30 May 2022  ·  Ioana O. Bercea, Jakob Bæk Tejs Houen, Rasmus Pagh ·

Weighted Bloom filters (Bruck, Gao and Jiang, ISIT 2006) are Bloom filters that adapt the number of hash functions according to the query element. That is, they use a sequence of hash functions $h_1, h_2, \dots$ and insert $x$ by setting the bits in $k_x$ positions $h_1(x), h_2(x), \dots, h_{k_x}(x)$ to 1, where the parameter $k_x$ depends on $x$. Similarly, a query for $x$ checks whether the bits at positions $h_1(x), h_2(x), \dots, h_{k_x}(x)$ contain a $0$ (in which case we know that $x$ was not inserted), or contains only $1$s (in which case $x$ may have been inserted, but it could also be a false positive).

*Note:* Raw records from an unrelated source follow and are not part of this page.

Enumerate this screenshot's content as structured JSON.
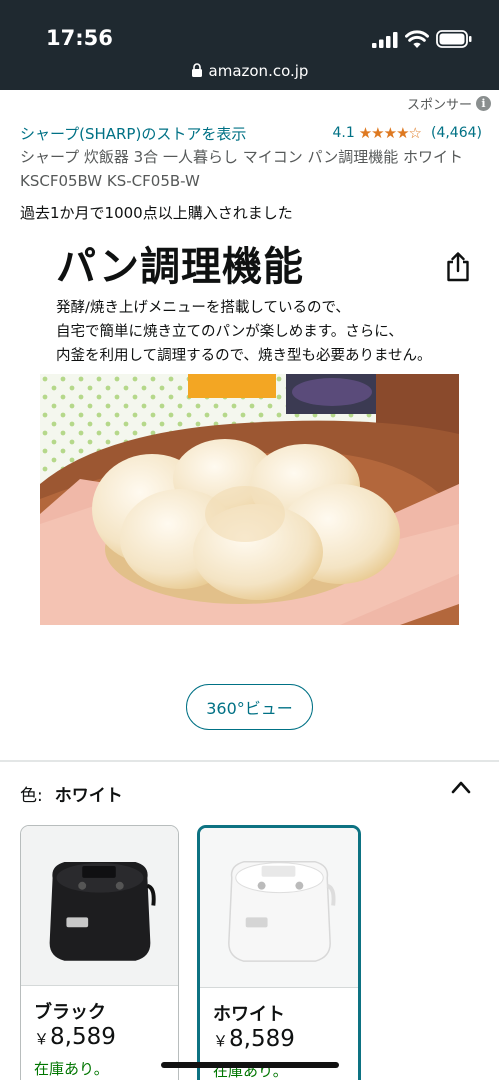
{
  "status_bar": {
    "time": "17:56"
  },
  "browser": {
    "url": "amazon.co.jp"
  },
  "sponsor": {
    "label": "スポンサー"
  },
  "store": {
    "link_text": "シャープ(SHARP)のストアを表示",
    "rating": "4.1",
    "stars": 4,
    "review_count": "(4,464)"
  },
  "product": {
    "title": "シャープ 炊飯器 3合 一人暮らし マイコン パン調理機能 ホワイト KSCF05BW KS-CF05B-W",
    "bought_text": "過去1か月で1000点以上購入されました"
  },
  "hero": {
    "heading": "パン調理機能",
    "description": [
      "発酵/焼き上げメニューを搭載しているので、",
      "自宅で簡単に焼き立てのパンが楽しめます。さらに、",
      "内釜を利用して調理するので、焼き型も必要ありません。"
    ]
  },
  "carousel": {
    "total": 8,
    "active_index": 3,
    "video_index": 5
  },
  "view360": {
    "label": "360°ビュー"
  },
  "color_selector": {
    "label": "色:",
    "selected_value": "ホワイト",
    "options": [
      {
        "name": "ブラック",
        "currency": "￥",
        "price": "8,589",
        "stock": "在庫あり。"
      },
      {
        "name": "ホワイト",
        "currency": "￥",
        "price": "8,589",
        "stock": "在庫あり。"
      }
    ]
  },
  "colors": {
    "link": "#007185",
    "star": "#de7921",
    "stock": "#007600",
    "status_bar": "#1f2930",
    "selected_border": "#0d7282"
  }
}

In this paper, we determine a near-optimal choice of the parameters $k_x$ in a model where $n$ elements are inserted independently from a probability distribution $\mathcal{P}$ and query elements are chosen from a probability distribution $\mathcal{Q}$, under a bound on the false positive probability $F$. In contrast, the parameter choice of Bruck et al., as well as follow-up work by Wang et al., does not guarantee a nontrivial bound on the false positive rate. We refer to our parameterization of the weighted Bloom filter as a $\textit{Daisy Bloom filter}$. For many distributions $\mathcal{P}$ and $\mathcal{Q}$, the Daisy Bloom filter space usage is significantly smaller than that of Standard Bloom filters. Our upper bound is complemented with an information-theoretical lower bound, showing that (with mild restrictions on the distributions $\mathcal{P}$ and $\mathcal{Q}$), the space usage of Daisy Bloom filters is the best possible up to a constant factor. Daisy Bloom filters can be seen as a fine-grained variant of a recent data structure of Vaidya, Knorr, Mitzenmacher and Kraska. Like their work, we are motivated by settings in which we have prior knowledge of the workload of the filter, possibly in the form of advice from a machine learning algorithm.